Who's Woods These Are.....
Our photos usually sit in the nest over at Flickr( http://www.flickr.com/photos/mustangrolling/539840086/ ) until they're ready to hatch. We found this nice comment on one today: Momma Kass says: 'A potted garden in a forest. Lovely!'. Our thoughts entirely.
It is quite literally an enchanted forest in which every patch of open ground is studded with plants in pots of all types. It seems that any planting which will grow in this place is growing in some pot somewhere. It may seem odd to have potted plants in a thickly wooded forest, something on the order of coals to Newcastle, but this happens to be a nursery.
Who's woods these are,
we think we know,
because the signs tell us so.
Signs leading down a tiny twisting road inform one that they have entered Hollow Tree Nursery. The nursery well off the beaten path and is listed as being in Ridgeville, but it's really more in the Lebanon Community just off Hwy 176. You won't get here following the signs to Ridgeville. You must first take the Jedberg East exit off of I-26 then go left on Hwy 176 and find Cypress Campground Road, SC Secondary Road #32. You run down a mile or three and look carefully on your left for the right path. One path is PRIVATE the next is for the rest of the world to use. Many little signs explain life in this part of the woods.

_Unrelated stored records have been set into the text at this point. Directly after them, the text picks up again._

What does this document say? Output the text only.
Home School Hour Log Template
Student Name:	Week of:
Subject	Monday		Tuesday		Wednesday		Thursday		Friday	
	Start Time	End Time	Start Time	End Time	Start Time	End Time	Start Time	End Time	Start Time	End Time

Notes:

There seems to be no office, no showroom, no check in or out, but at some point one lady or another will emerge and show you where to park. They will ask what you're after then disappear on foot or in a golf cart and shortly produce the plant you want or some worthwhile variation. They are courteous, clear and to the point.
The numerous warnings signs and rules lists suggest that one too many city slickers have come to grief of one sort or another by blunder or incaution. These measures seem designed to protect people from the hazards of nature and the plants from people. The initial impression is one of advance knuckle wrapping, but you soon realize that common sense is being served. Some people aren't alert to the danger of snakes, spiders or other creatures unwilling to be disturbed. Even more folks think nothing of crushing anything underfoot and wandering into any space with interests them. This is, after all, Hollow Tree's land and business which they are conducting in a manner which they see fit. The didn't beg us to come and they are not begging us to stay. The also seem to want peace and order on their land which seems entirely reasonable and refreshing.
At some point in the not too distant past, merchants and entertainment providers developed an obsequious posture toward the customer who is not only always right, but now is held harmless from any and all responsibility. Bring your screaming kids into the restaurant, break or spill anything you please in the grocery store, blab loudly on your cell phone anywhere and be as rude as you like in the process. There is no absurd or dishonest claim to which we will not surrender. We will lay prostrate before the customer's every whim, insult, assault and dishonesty and will give in at every opportunity to any tyranny you care to visit upon us.
We did a little research and found Hollow Tree on a list of unregistered nurseries, a list of the unlisted if you will. The State of South Carolina has gone to the trouble of generating a list of nurseries which don't seem to want to register with the state. We don't blame them. We don't like registration of things in general. We wish that the we didn't have to register the Mustang or pay the property taxes which registration allows us to do. The people of S.C. don't like to register things either. We don't have to register firearms in our state so why would we have to register a nursery? It's not as if they're making opium or cloning pug dogs out there. There may be more to this, but at first glance it suggests independence and integrity. Who knows how many backsides must be kissed in order to be registered or how many inspecting hacks must be allowed to ransack the place at will ?
They grow everything except Lemmings at Hollow Tree. They seem to live on their own terms, a trait which we deeply respect. Their part of the woods is distinctly different from the modern, hectic world and is a place of peace into which we are pleased to be allowed.